Very few up-and-coming innovations excite people the way 3-D printing does, whether you’re talking about its current capabilities or its amazing potential. Now that technology has met “soft” needs such as communication and information-gathering, the next step is creating technology capable of manipulating the physical world — a capability that 3-D printing in medicine seems to already display. The technology is already simplifying, expediting, and improving medicine in astounding ways, and has even more impressive advancements on the horizon.
Apart from prosthetic limbs an alternative prosthetics which are all about material replacement, improving manufacturing processes is another field where 3- printing technology is shaping up well. Spiritam became the first 3-D-printed medication to receive FDA approval in 2015, bringing more benefits than just simplified manufacturing with it. The tablets melt in the mouth almost instantly as they are considerably more porous than traditionally manufactured medications and their layered construction allows for extremely precise active-ingredient dosages, lessening the variance between batches seen in traditionally manufactured medications.

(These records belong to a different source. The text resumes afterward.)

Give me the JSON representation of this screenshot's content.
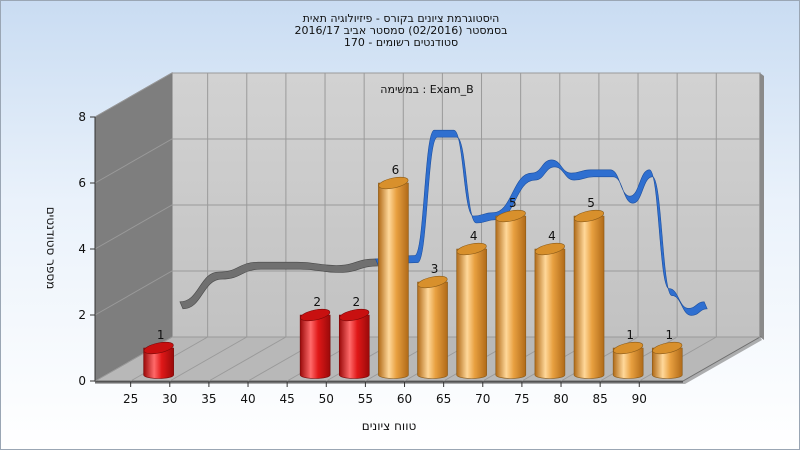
{
  "chart_data": {
    "type": "bar",
    "title_lines": [
      "היסטוגרמת ציונים בקורס - פיזיולוגיה תאית",
      "בסמסטר  (02/2016)  סמסטר אביב 2016/17",
      "סטודנטים רשומים - 170"
    ],
    "annotation": "במשימה : Exam_B",
    "xlabel": "טווח ציונים",
    "ylabel": "מספר סטודנטים",
    "x_ticks": [
      "25",
      "30",
      "35",
      "40",
      "45",
      "50",
      "55",
      "60",
      "65",
      "70",
      "75",
      "80",
      "85",
      "90"
    ],
    "y_ticks": [
      "0",
      "2",
      "4",
      "6",
      "8"
    ],
    "ylim": [
      0,
      8
    ],
    "bars": [
      {
        "x": 25,
        "value": 1,
        "label": "1",
        "color": "#e01818"
      },
      {
        "x": 45,
        "value": 2,
        "label": "2",
        "color": "#e01818"
      },
      {
        "x": 50,
        "value": 2,
        "label": "2",
        "color": "#e01818"
      },
      {
        "x": 55,
        "value": 6,
        "label": "6",
        "color": "#e8a040"
      },
      {
        "x": 60,
        "value": 3,
        "label": "3",
        "color": "#e8a040"
      },
      {
        "x": 65,
        "value": 4,
        "label": "4",
        "color": "#e8a040"
      },
      {
        "x": 70,
        "value": 5,
        "label": "5",
        "color": "#e8a040"
      },
      {
        "x": 75,
        "value": 4,
        "label": "4",
        "color": "#e8a040"
      },
      {
        "x": 80,
        "value": 5,
        "label": "5",
        "color": "#e8a040"
      },
      {
        "x": 85,
        "value": 1,
        "label": "1",
        "color": "#e8a040"
      },
      {
        "x": 90,
        "value": 1,
        "label": "1",
        "color": "#e8a040"
      }
    ],
    "ribbon": {
      "gray_color": "#707070",
      "blue_color": "#2f6fd0",
      "gray_points": [
        [
          25,
          1.6
        ],
        [
          30,
          2.5
        ],
        [
          35,
          2.8
        ],
        [
          40,
          2.8
        ],
        [
          45,
          2.7
        ],
        [
          50,
          2.9
        ]
      ],
      "blue_points": [
        [
          50,
          2.9
        ],
        [
          55,
          3.0
        ],
        [
          57.5,
          6.8
        ],
        [
          60,
          6.8
        ],
        [
          62.5,
          4.2
        ],
        [
          65,
          4.3
        ],
        [
          70,
          5.5
        ],
        [
          72.5,
          5.9
        ],
        [
          75,
          5.5
        ],
        [
          77.5,
          5.6
        ],
        [
          80,
          5.6
        ],
        [
          82.5,
          4.8
        ],
        [
          85,
          5.6
        ],
        [
          87.5,
          2.0
        ],
        [
          90,
          1.4
        ],
        [
          92,
          1.6
        ]
      ]
    },
    "colors": {
      "red": "#e01818",
      "orange": "#e8a040",
      "blue": "#2f6fd0",
      "wall_left": "#7e7e7e",
      "wall_back": "#c8c8c8",
      "floor": "#b8b8b8"
    }
  }
}
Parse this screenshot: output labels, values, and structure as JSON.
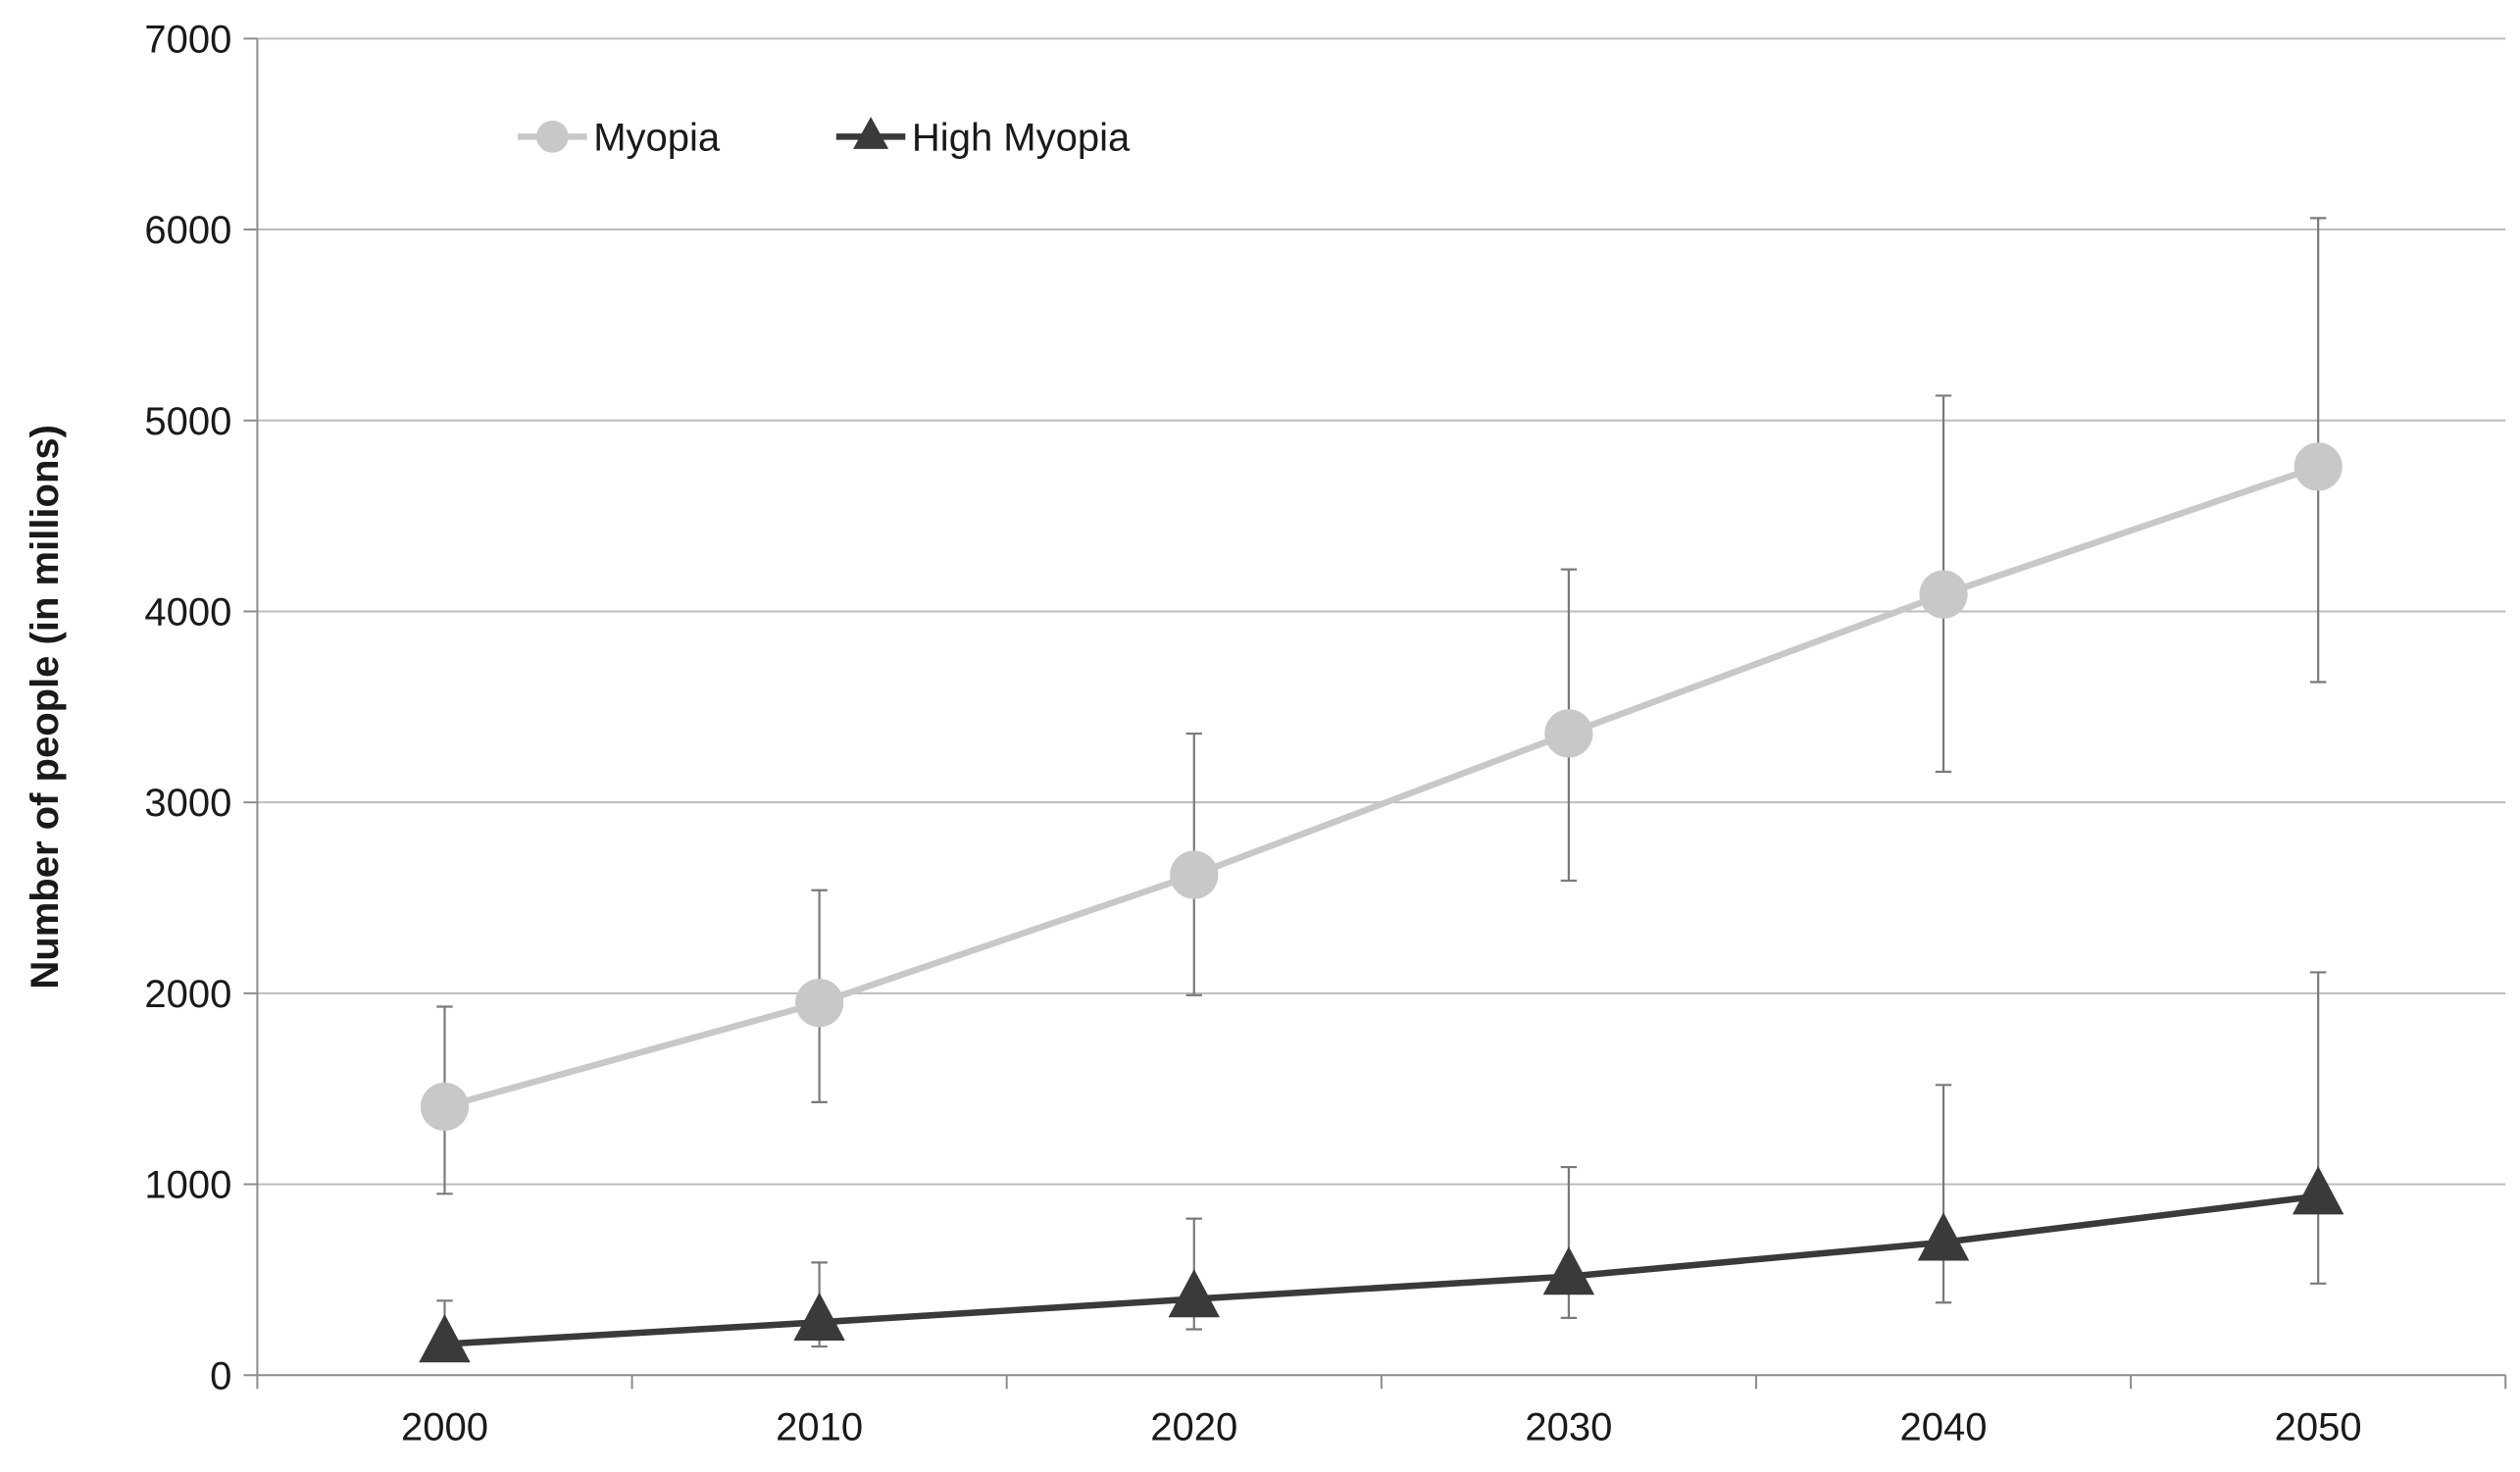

However, the implication of 3-D printing in medicine on the pharmaceutical industry is far greater than a more consistent finished product. The technology will eventually usher in a new era of personalized medications which will allow care providers to prescribe and produce patient-specific dosages based on numerous factors instead of relying on the dosages recommended by pharmaceutical companies. Pharmacies could also custom-print all-in-one medications based on provider’s findings which will ultimately lead to lowering costs and improving outcomes.